Paris

Merger control reform : What is going to change?

Workshop organised by Concurrences Review with Etienne Chantrel (Autorité de la concurrence), in partnership with White & Case and Advolis.

Yann Utzschneider

A reform of merger control was announced in October 2017, when the Competition Authority launched a public consultation. This consultation focused on three themes: the modification of the scope of merger control (existing control thresholds, potential new thresholds, new control procedures, etc.), the simplification of control procedures and the role of trustees in the commitments procedure.

Having studied the contribution of the 23 respondents, the Authority indicated that it did not accept the hypothesis of creating new control thresholds, but that it wished to consider the possibility of ex post merger control. A second consultation was launched at the same time as the Authority announced certain reform measures in its press release of 7 June 2018.

  • The scope of concentration control

Étienne Chantrel

Following the October 2017 consultation, a second consultation was launched by the Authority in June 2018. The interim conclusions of the first consultation help to guide the discussions. Discussions on the revision of the scope of merger control focus on the creation of new thresholds, including a transaction value threshold, and the introduction of ex-post control. The Authority has not retained the proposal to create new thresholds. The market share threshold, which exists in Spain, was abandoned in France in 2001 and there is no reason for the Authority to reinstate it. The transaction value threshold has had a strong echo in Europe: it was introduced in Germany and Austria and was referred to in the Commission’s consultation in 2017.

This additional threshold could be considered necessary to fill a "blind spot" in the control of centrations concerning structuring transactions for a certain market that do not exceed the turnover threshold, more specifically acquisitions of competitive start-ups. However, this proposal for an additional threshold has significant drawbacks. The Authority did not consider it to be an appropriate route at present for the French scheme. It prefers to explore the possibility of introducing ex-post control, which already exists in several European countries in various forms.

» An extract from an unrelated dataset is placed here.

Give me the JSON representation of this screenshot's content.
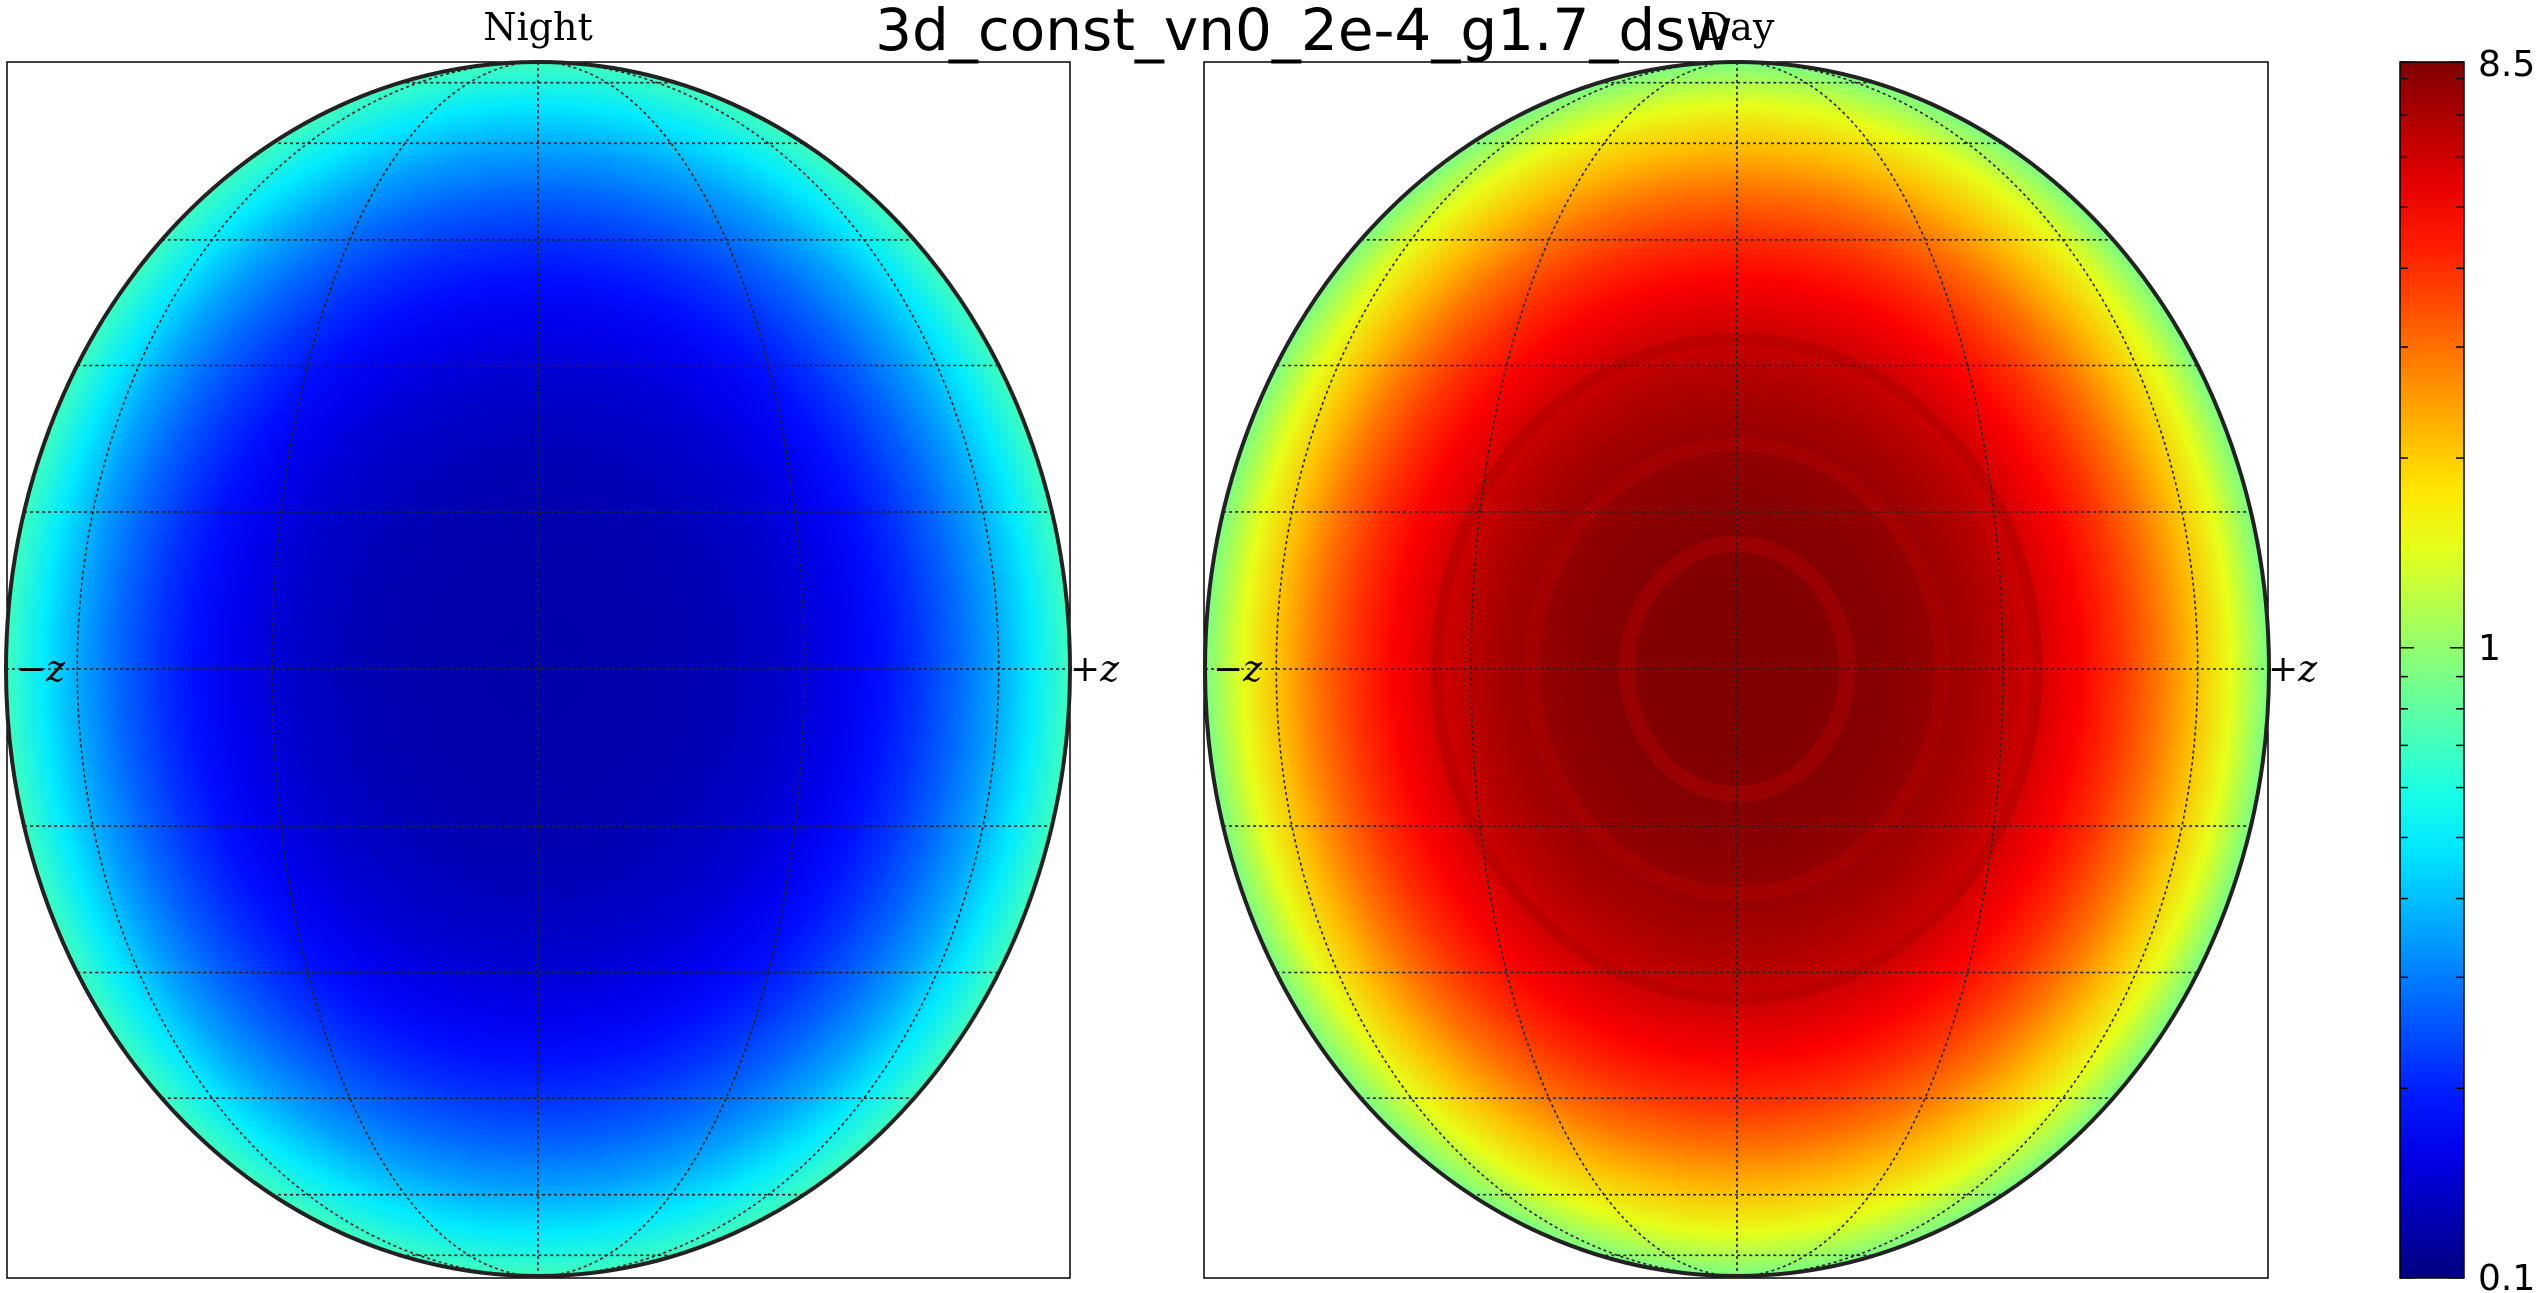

The Swedish model is the closest to the one envisaged by the Authority: this model includes a turnover threshold for ex ante control and the possibility of ex post control at the initiative of the Swedish authority or the parties. It is a targeted procedure which has resulted in ten to twenty decisions over the last two decades. While the threshold in terms of transaction value concerns only one type of transactions currently outside control, the specific case of transactions with low turnover and high transaction value, ex-post control would allow the scope to be extended to several types of concentrations raising competition concerns. It would require safeguards to ensure legal certainty, but this seems feasible in the light of international and historical examples: it should be noted that ex post control is the origin of merger control, particularly in North America.